Overview
Tether, the issuer of the largest stablecoin by market value, slowed the pace of gold purchases used to bolster the reserves underpinning its USDT token in the first quarter. The company acquired about 6 metric tons of gold in the quarter, down from 27 metric tons purchased in the October-December period, according to its quarterly report.
Reserves and compositions
The group has positioned itself as a notable buyer of physical gold for reserve purposes over the past year, maintaining holdings both for the dollar-pegged Tether USDT and for its gold-backed token, Tether XAUT. USDT is a digital dollar equivalent in its issued tokens and had $189.5 billion in circulation at the time of the report; XAUT had $3.3 billion in circulation.
Each USDT token is intended to be matched by assets of equivalent value held by Tether. When a user deposits a dollar with the company, Tether issues one USDT and holds an equivalent-value asset in reserve - commonly U.S. Treasury bills, among other assets - so that USDT can be redeemed for dollars if required. The XAUT token is described as fully backed by physical gold.
Gold holdings and relative scale
The company reported that reserves backing USDT included gold valued at $19.8 billion at the end of March. That bullion valuation corresponds to roughly 132 metric tons of gold at market prices then, compared with about 126 metric tons at the end of December, based on calculations using the reported valuations.
Reserves backing USDT remain weighted heavily toward U.S. Treasury bills, which comprised $117 billion of those reserves at the end of March. Gold accounted for approximately 10% of the reserve mix at that time. Bitcoin constituted $7 billion of the reserves.
For the XAUT product specifically, separate disclosures indicated Tether currently holds 22 metric tons of physical gold to back that token, an increase of 6 tons since the end of December.
Aggregate position and ranking context
Combining the holdings reported for both products, Tether's gold holdings total about 154 metric tons. That aggregate position would place the company among the top 20 holders of gold worldwide if it were a central bank, ranking behind a country cited as holding 172 tons. The company does not publish a full ledger of its bullion holdings, so the disclosed figures may not reflect the entirety of its physical gold exposure.
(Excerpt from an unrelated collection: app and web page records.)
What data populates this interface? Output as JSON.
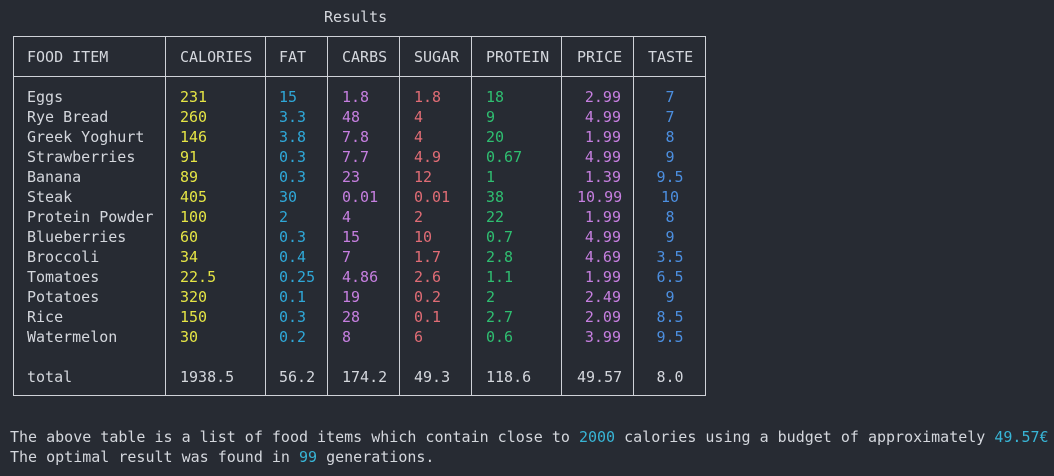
{
  "title": "Results",
  "colors": {
    "calories": "#e5e545",
    "fat": "#2fa8d8",
    "carbs": "#c67fe0",
    "sugar": "#e06c75",
    "protein": "#2fbf71",
    "price": "#c67fe0",
    "taste": "#4c8fe0",
    "text": "#d4d7dd",
    "highlight": "#38b5d6"
  },
  "table": {
    "headers": [
      "FOOD ITEM",
      "CALORIES",
      "FAT",
      "CARBS",
      "SUGAR",
      "PROTEIN",
      "PRICE",
      "TASTE"
    ],
    "rows": [
      [
        "Eggs",
        "231",
        "15",
        "1.8",
        "1.8",
        "18",
        "2.99",
        "7"
      ],
      [
        "Rye Bread",
        "260",
        "3.3",
        "48",
        "4",
        "9",
        "4.99",
        "7"
      ],
      [
        "Greek Yoghurt",
        "146",
        "3.8",
        "7.8",
        "4",
        "20",
        "1.99",
        "8"
      ],
      [
        "Strawberries",
        "91",
        "0.3",
        "7.7",
        "4.9",
        "0.67",
        "4.99",
        "9"
      ],
      [
        "Banana",
        "89",
        "0.3",
        "23",
        "12",
        "1",
        "1.39",
        "9.5"
      ],
      [
        "Steak",
        "405",
        "30",
        "0.01",
        "0.01",
        "38",
        "10.99",
        "10"
      ],
      [
        "Protein Powder",
        "100",
        "2",
        "4",
        "2",
        "22",
        "1.99",
        "8"
      ],
      [
        "Blueberries",
        "60",
        "0.3",
        "15",
        "10",
        "0.7",
        "4.99",
        "9"
      ],
      [
        "Broccoli",
        "34",
        "0.4",
        "7",
        "1.7",
        "2.8",
        "4.69",
        "3.5"
      ],
      [
        "Tomatoes",
        "22.5",
        "0.25",
        "4.86",
        "2.6",
        "1.1",
        "1.99",
        "6.5"
      ],
      [
        "Potatoes",
        "320",
        "0.1",
        "19",
        "0.2",
        "2",
        "2.49",
        "9"
      ],
      [
        "Rice",
        "150",
        "0.3",
        "28",
        "0.1",
        "2.7",
        "2.09",
        "8.5"
      ],
      [
        "Watermelon",
        "30",
        "0.2",
        "8",
        "6",
        "0.6",
        "3.99",
        "9.5"
      ]
    ],
    "totals": [
      "total",
      "1938.5",
      "56.2",
      "174.2",
      "49.3",
      "118.6",
      "49.57",
      "8.0"
    ]
  },
  "footer": {
    "line1_prefix": "The above table is a list of food items which contain close to ",
    "line1_calories": "2000",
    "line1_middle": " calories using a budget of approximately ",
    "line1_budget": "49.57€",
    "line2_prefix": "The optimal result was found in ",
    "line2_generations": "99",
    "line2_suffix": " generations."
  }
}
Strategic intentions and operational changes
Tether's CEO indicated in January that the company planned to allocate between 10% and 15% of its own $20-billion investment portfolio to physical gold. The group had also intended to actively manage its dedicated gold investment by hiring two major traders in late 2025, but both hires were released in March, according to a source familiar with the matter.
Multiple sources familiar with the situation described the active trading approach as unworkable within the company, citing a supervising structure above the traders that created an organisational constraint. "It just did not work," one source said.
Implications
The report illustrates a continued commitment to holding physical gold as part of Tether's reserve strategy, albeit with slower acquisition of bullion for USDT in the most recent quarter. The disclosed reserve mix indicates a heavy reliance on U.S. Treasury bills, alongside allocations to gold and Bitcoin, while organisational limits have affected plans to actively trade gold within the firm.